Vinorrelbina hikma

Overdose

Cases of accidental acute overdose have been reported in humans: Such cases can result in bone marrow hypoplasia and are sometimes associated with infection, fever and paralytic ileus. Supporting treatment such as blood transfusion, growth factors or broad-spectrum antibiotic treatment is normally initiated at the doctor's discretion. There is no known antidote.

As there is no specific antidote for the overdose of Vinorrelbina Hikma given intravenously, symptomatic measures are necessary in case of an overdose, e.g.:

- Continuous control of vital signs and careful monitoring of the patient.

- Daily control of blood count to observe the need of blood transfusions, of growth factors and to detect the need of intensive care and to minimise the risk of infections.

- Measures for prevention or for therapy of paralytic ileus

- Control of circulation system and of liver function

- Broad spectrum antibiotic therapy may be necessary in case of complications due to infections. In case of a paralytic ileus, decompression by a probe may be necessary.

Contraindications

- Neutrophil count < 1,500/mm³ or severe current or recent infection (within the last 2 weeks)

- Thrombocyte count below 100,000/mm³

- Severe hepatic impairment not related to the tumoural process

- In combination with yellow fever vaccine

- Pregnancy

- Lactation

Incompatibilities

- Vinorrelbina Hikma 10 mg/ml concentrate for solution for infusion should not be diluted with alkaline solutions (risk for precipitation).

Pharmaceutical form

Concentrate for solution for infusion

Undesirable effects

The most commonly reported adverse drug reactions are bone marrow depression with neutropenia, anaemia, neurologic disorders and gastrointestinal toxicity with nausea, vomiting, stomatitis and constipation, transient elevations of liver function tests, alopecia and local phlebitis.

In combined chemotherapy of Vinorrelbina Hikma with other antineoplastic medicinal products it has to be considered, that the listed undesirable effects can occur more frequently and more severe than those undesirable effects observed during and after monotherapy. Moreover, the additional specific undesirable effects of the other medicinal products have to be considered.

Adverse reactions reported as more than isolated cases are listed below, by system organ class and by frequency. Frequencies are defined as:

Very common (> 1/10), common (> 1/100 to < 1/10), uncommon (> 1/1,000 to < 1/100), rare (> 1/10,000 to < 1/1,000), very rare (< 1/10,000).

Additional adverse reactions from post marketing experience have been added according to the MedDRA classification with the frequency Not known (cannot be estimated from the available data).

Detailed adverse reactions information: Reactions were described using the W.H.O classification (grade 1 = G1; grade 2 = G2; grade 3 = G3; grade 4 = G4; grade 1-4 = G1-4); grade 1-2 = G1-2; grade 3-4 = G3-4).

Infections and infestations

Common

Infection bacterial, viral or fungal at different localisation (respiratory, urinary, GI tract) mild to moderate and usually reversible with an appropriate treatment.

Uncommon

Severe sepsis with other visceral failure, septicaemia.

Very rare

Septicaemia complicated; septicaemia fatal.

Not known

Neutropenic sepsis (with potential fatal outcome in 1.2 % of cases).

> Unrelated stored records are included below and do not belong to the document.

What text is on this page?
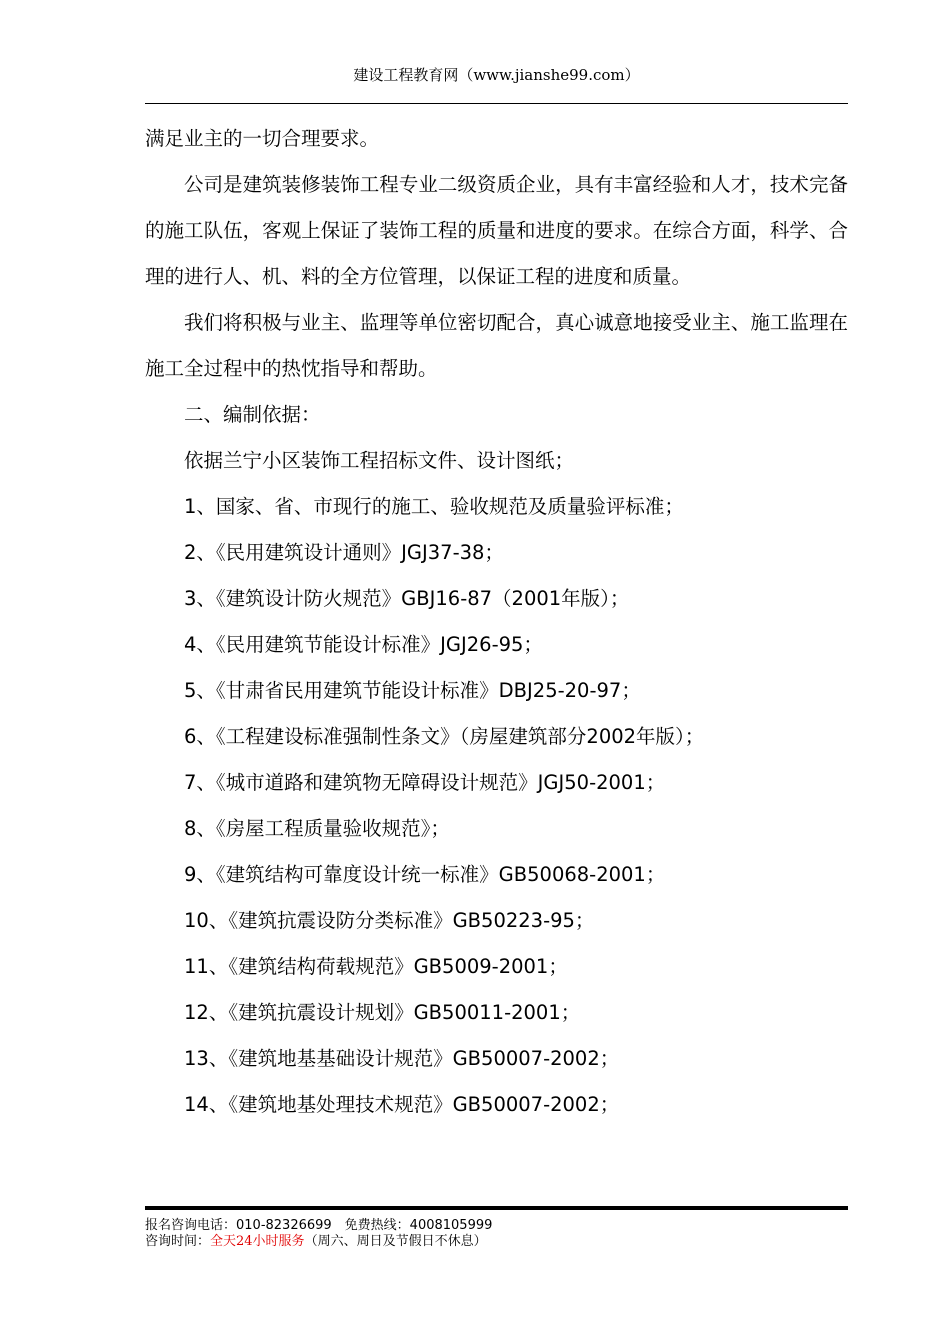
建设工程教育网（www.jianshe99.com）

满足业主的一切合理要求。

公司是建筑装修装饰工程专业二级资质企业，具有丰富经验和人才，技术完备的施工队伍，客观上保证了装饰工程的质量和进度的要求。在综合方面，科学、合理的进行人、机、料的全方位管理，以保证工程的进度和质量。

我们将积极与业主、监理等单位密切配合，真心诚意地接受业主、施工监理在施工全过程中的热忱指导和帮助。

二、编制依据：

依据兰宁小区装饰工程招标文件、设计图纸；

1、国家、省、市现行的施工、验收规范及质量验评标准；

2、《民用建筑设计通则》JGJ37-38；

3、《建筑设计防火规范》GBJ16-87（2001年版）；

4、《民用建筑节能设计标准》JGJ26-95；

5、《甘肃省民用建筑节能设计标准》DBJ25-20-97；

6、《工程建设标准强制性条文》（房屋建筑部分2002年版）；

7、《城市道路和建筑物无障碍设计规范》JGJ50-2001；

8、《房屋工程质量验收规范》；

9、《建筑结构可靠度设计统一标准》GB50068-2001；

10、《建筑抗震设防分类标准》GB50223-95；

11、《建筑结构荷载规范》GB5009-2001；

12、《建筑抗震设计规划》GB50011-2001；

13、《建筑地基基础设计规范》GB50007-2002；

14、《建筑地基处理技术规范》GB50007-2002；

报名咨询电话：010-82326699　免费热线：4008105999
咨询时间：全天24小时服务（周六、周日及节假日不休息）
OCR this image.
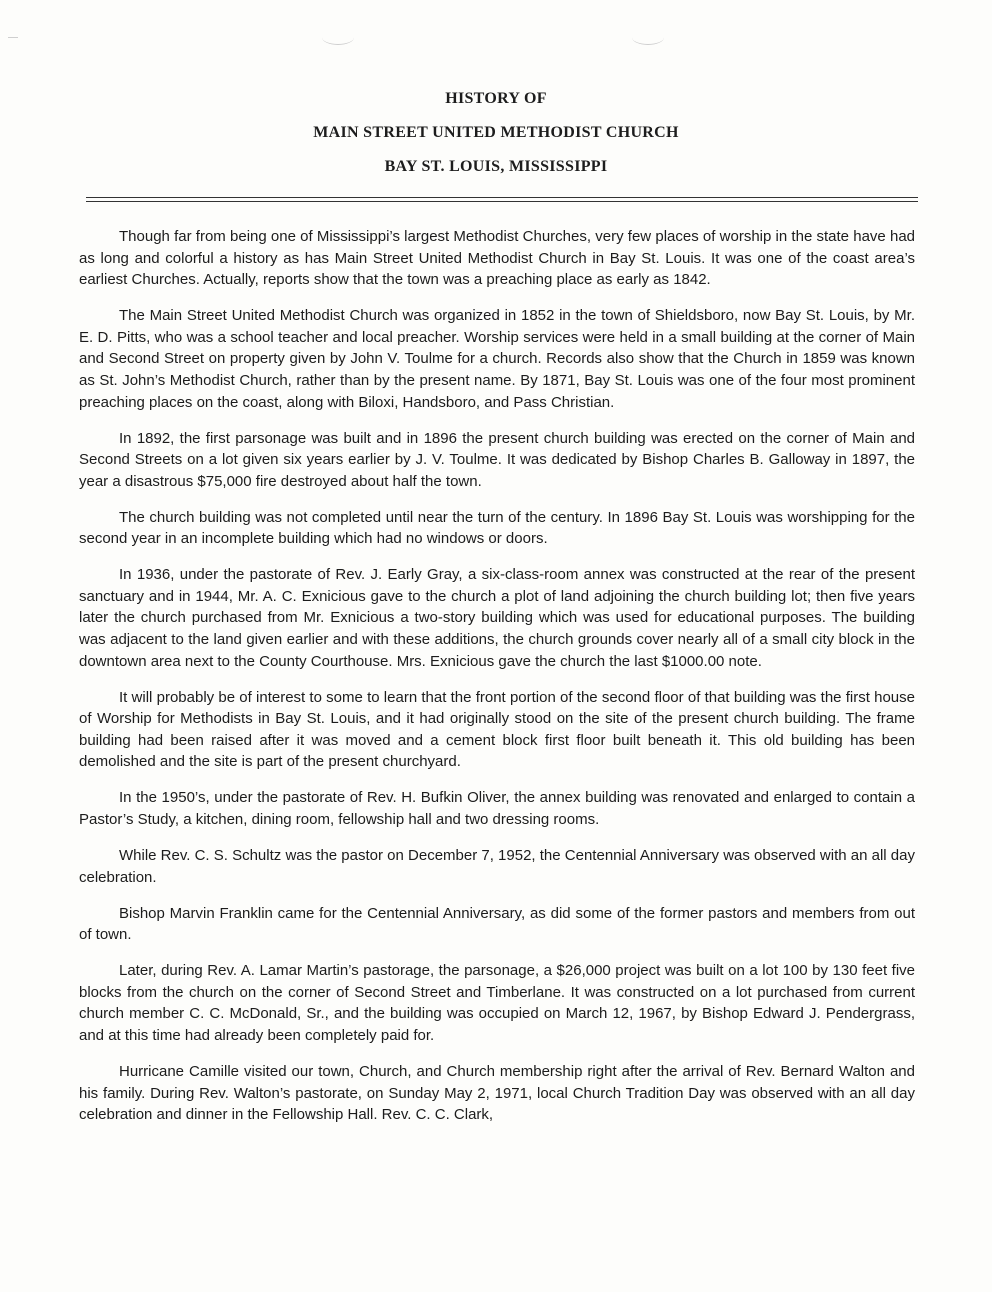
HISTORY OF
MAIN STREET UNITED METHODIST CHURCH
BAY ST. LOUIS, MISSISSIPPI

Though far from being one of Mississippi’s largest Methodist Churches, very few places of worship in the state have had as long and colorful a history as has Main Street United Methodist Church in Bay St. Louis. It was one of the coast area’s earliest Churches. Actually, reports show that the town was a preaching place as early as 1842.

The Main Street United Methodist Church was organized in 1852 in the town of Shieldsboro, now Bay St. Louis, by Mr. E. D. Pitts, who was a school teacher and local preacher. Worship services were held in a small building at the corner of Main and Second Street on property given by John V. Toulme for a church. Records also show that the Church in 1859 was known as St. John’s Methodist Church, rather than by the present name. By 1871, Bay St. Louis was one of the four most prominent preaching places on the coast, along with Biloxi, Handsboro, and Pass Christian.

In 1892, the first parsonage was built and in 1896 the present church building was erected on the corner of Main and Second Streets on a lot given six years earlier by J. V. Toulme. It was dedicated by Bishop Charles B. Galloway in 1897, the year a disastrous $75,000 fire destroyed about half the town.

The church building was not completed until near the turn of the century. In 1896 Bay St. Louis was worshipping for the second year in an incomplete building which had no windows or doors.

In 1936, under the pastorate of Rev. J. Early Gray, a six-class-room annex was constructed at the rear of the present sanctuary and in 1944, Mr. A. C. Exnicious gave to the church a plot of land adjoining the church building lot; then five years later the church purchased from Mr. Exnicious a two-story building which was used for educational purposes. The building was adjacent to the land given earlier and with these additions, the church grounds cover nearly all of a small city block in the downtown area next to the County Courthouse. Mrs. Exnicious gave the church the last $1000.00 note.

It will probably be of interest to some to learn that the front portion of the second floor of that building was the first house of Worship for Methodists in Bay St. Louis, and it had originally stood on the site of the present church building. The frame building had been raised after it was moved and a cement block first floor built beneath it. This old building has been demolished and the site is part of the present churchyard.

In the 1950’s, under the pastorate of Rev. H. Bufkin Oliver, the annex building was renovated and enlarged to contain a Pastor’s Study, a kitchen, dining room, fellowship hall and two dressing rooms.

While Rev. C. S. Schultz was the pastor on December 7, 1952, the Centennial Anniversary was observed with an all day celebration.

Bishop Marvin Franklin came for the Centennial Anniversary, as did some of the former pastors and members from out of town.

Later, during Rev. A. Lamar Martin’s pastorage, the parsonage, a $26,000 project was built on a lot 100 by 130 feet five blocks from the church on the corner of Second Street and Timberlane. It was constructed on a lot purchased from current church member C. C. McDonald, Sr., and the building was occupied on March 12, 1967, by Bishop Edward J. Pendergrass, and at this time had already been completely paid for.

Hurricane Camille visited our town, Church, and Church membership right after the arrival of Rev. Bernard Walton and his family. During Rev. Walton’s pastorate, on Sunday May 2, 1971, local Church Tradition Day was observed with an all day celebration and dinner in the Fellowship Hall. Rev. C. C. Clark,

Blood and lymphatic system disorders

Very common

Bone marrow depression resulting mainly in neutropenia (G3: 24.3 % and G4: 27.8 % in monotherapy) reversible within 5 to 7 days and non-cumulative over time, anaemia (G3-4: 7.4 % in monotherapy).

Common

Thrombocytopenia (G3-4: 2.5 %) may occur but is seldom severe.

Not known

Febrile neutropenia, pancytopenia.

Immune system disorders

Common

Allergic reactions (skin reactions, respiratory reactions).

Not known

Systemic allergic reactions (anaphylactic reaction or shock, anaphylactoid reaction, angioedema).

Endocrine disorders

Not known

Inappropriate antidiuretic hormone secretion (SIADH).

Metabolism and nutrition disorders

Rare

Severe hyponatraemia.

Not known

Anorexia.

Nervous system disorders

Very common

Neurological disorders (G3: 2.6 %; G4: 0.1 %) including loss of deep tendon reflexes. Weakness of the lower extremities has been reported after a prolonged chemotherapy.

Uncommon

Severe paraesthesia with sensory and motor symptoms.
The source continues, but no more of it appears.